Caltech Library logo

Upgrading your dataset collection(s)

The dataset Go package is still rapidly evolving though it is now commonly used at Caltech Library. As a result we’ve developed an easy method for migration collections from an old version to a new version. In version 1 dataset the “usual” to upgrading your was to use use the “check” and “repair” features of the dataset command line tool.

    dataset check mycollection.ds
    # you'll get a verbose report to the console
    dataset repair mycollection.ds
    # dataset will not attempt to "repair" including upgrade, 
    # your collection

In the version 2 of dataset a “migrate” verb has been created. There are allot of structural changes inside a collection between version one and two not to mention different storage engine options. The new recipe for upgrading is create an empty target collection with the storage engine you prefer (e.g. Pairtree or SQL). Run “check” as before to make sure we can read the old collection and then use “migrate” to populate the new collection with the old collection’s contrent.

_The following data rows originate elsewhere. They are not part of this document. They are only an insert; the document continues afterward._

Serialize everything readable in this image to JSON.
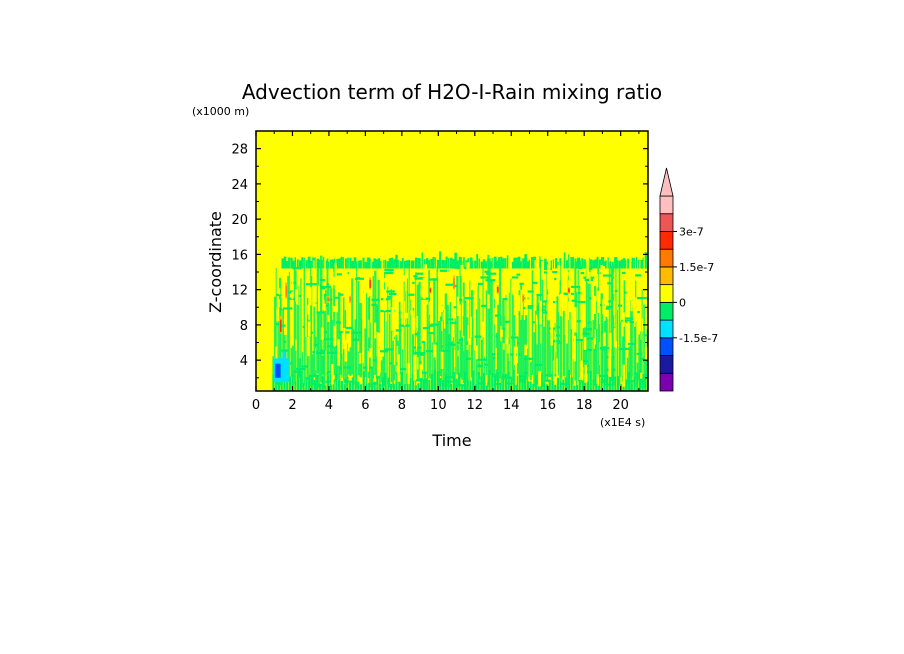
{
  "chart_data": {
    "type": "heatmap",
    "title": "Advection term of H2O-I-Rain mixing ratio",
    "xlabel": "Time",
    "ylabel": "Z-coordinate",
    "x_scale_note": "(x1E4 s)",
    "y_scale_note": "(x1000 m)",
    "xlim": [
      0,
      21.5
    ],
    "ylim": [
      0.5,
      30
    ],
    "x_ticks": [
      "0",
      "2",
      "4",
      "6",
      "8",
      "10",
      "12",
      "14",
      "16",
      "18",
      "20"
    ],
    "y_ticks": [
      "4",
      "8",
      "12",
      "16",
      "20",
      "24",
      "28"
    ],
    "background_value_color": "#ffff00",
    "active_layer_top_approx": 15,
    "colorbar": {
      "labels": [
        "3e-7",
        "1.5e-7",
        "0",
        "-1.5e-7"
      ],
      "levels": [
        {
          "color": "#7a00b0"
        },
        {
          "color": "#1a1aa0"
        },
        {
          "color": "#0050ff"
        },
        {
          "color": "#00e0ff"
        },
        {
          "color": "#00ee66"
        },
        {
          "color": "#ffff00"
        },
        {
          "color": "#ffbb00"
        },
        {
          "color": "#ff7a00"
        },
        {
          "color": "#ff2a00"
        },
        {
          "color": "#ee5555"
        },
        {
          "color": "#ffbfc0"
        }
      ],
      "extend": "max"
    }
  }
}
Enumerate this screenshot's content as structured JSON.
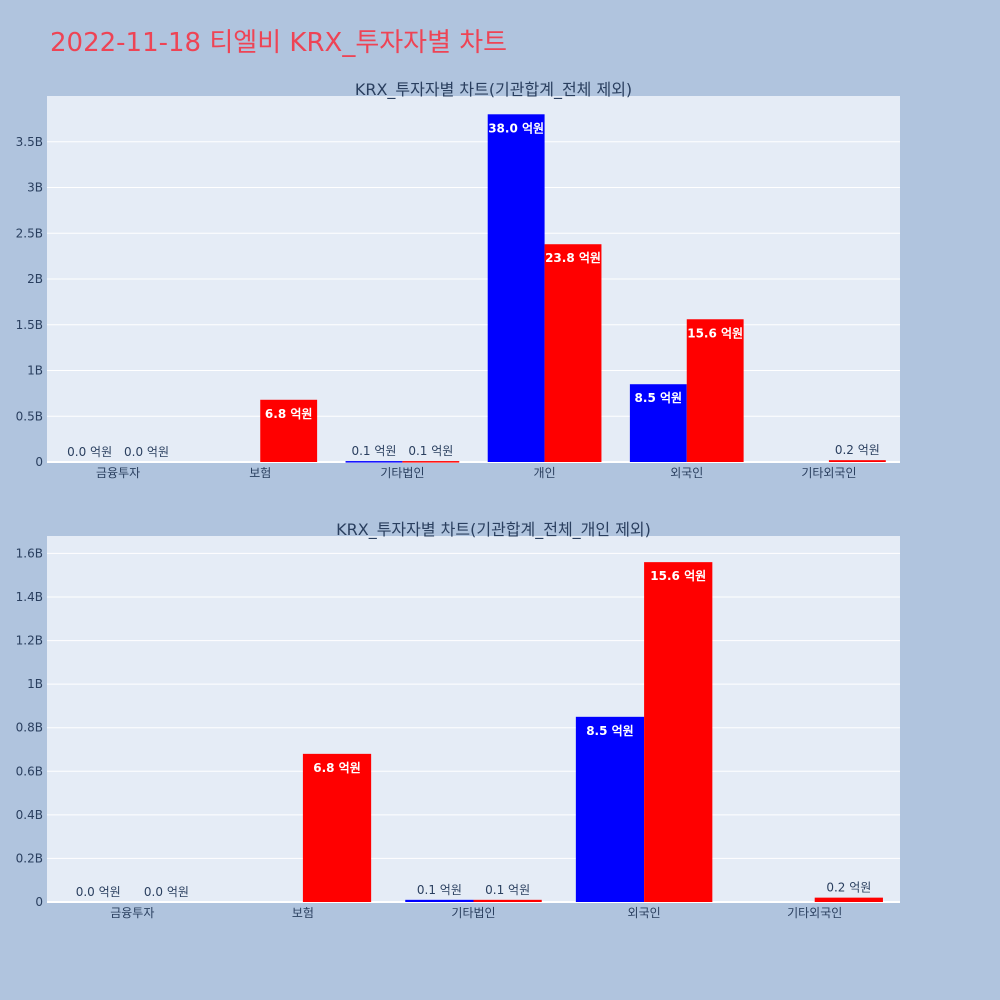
{
  "title": "2022-11-18 티엘비 KRX_투자자별 차트",
  "colors": {
    "buy": "#0000ff",
    "sell": "#ff0000",
    "plot_bg": "#e5ecf6",
    "page_bg": "#b0c4de"
  },
  "chart_data": [
    {
      "type": "bar",
      "title": "KRX_투자자별 차트(기관합계_전체 제외)",
      "categories": [
        "금융투자",
        "보험",
        "기타법인",
        "개인",
        "외국인",
        "기타외국인"
      ],
      "ylim": [
        0,
        4000000000
      ],
      "yticks": [
        0,
        500000000,
        1000000000,
        1500000000,
        2000000000,
        2500000000,
        3000000000,
        3500000000
      ],
      "ytick_labels": [
        "0",
        "0.5B",
        "1B",
        "1.5B",
        "2B",
        "2.5B",
        "3B",
        "3.5B"
      ],
      "grid": true,
      "series": [
        {
          "color": "#0000ff",
          "values": [
            0,
            0,
            10000000,
            3800000000,
            850000000,
            0
          ],
          "labels": [
            "0.0 억원",
            "",
            "0.1 억원",
            "38.0 억원",
            "8.5 억원",
            ""
          ]
        },
        {
          "color": "#ff0000",
          "values": [
            0,
            680000000,
            10000000,
            2380000000,
            1560000000,
            20000000
          ],
          "labels": [
            "0.0 억원",
            "6.8 억원",
            "0.1 억원",
            "23.8 억원",
            "15.6 억원",
            "0.2 억원"
          ]
        }
      ]
    },
    {
      "type": "bar",
      "title": "KRX_투자자별 차트(기관합계_전체_개인 제외)",
      "categories": [
        "금융투자",
        "보험",
        "기타법인",
        "외국인",
        "기타외국인"
      ],
      "ylim": [
        0,
        1680000000
      ],
      "yticks": [
        0,
        200000000,
        400000000,
        600000000,
        800000000,
        1000000000,
        1200000000,
        1400000000,
        1600000000
      ],
      "ytick_labels": [
        "0",
        "0.2B",
        "0.4B",
        "0.6B",
        "0.8B",
        "1B",
        "1.2B",
        "1.4B",
        "1.6B"
      ],
      "grid": true,
      "series": [
        {
          "color": "#0000ff",
          "values": [
            0,
            0,
            10000000,
            850000000,
            0
          ],
          "labels": [
            "0.0 억원",
            "",
            "0.1 억원",
            "8.5 억원",
            ""
          ]
        },
        {
          "color": "#ff0000",
          "values": [
            0,
            680000000,
            10000000,
            1560000000,
            20000000
          ],
          "labels": [
            "0.0 억원",
            "6.8 억원",
            "0.1 억원",
            "15.6 억원",
            "0.2 억원"
          ]
        }
      ]
    }
  ]
}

    # Create a new empty (v2) new collection,
    # in this case we stuck with pairtree storage.
    dataset init new_collection.ds 

    # Double check the old one to make sure we can read it
    dataset check old_collection.ds

    # Migrate the content verion old to new.
    dataset migrate old_collection.ds new_collection.ds

Once migrated you can run your usual check and repair on any pairtree storage collection. For SQL storage collections you will need to use your SQL database tools to check and fix broken tables.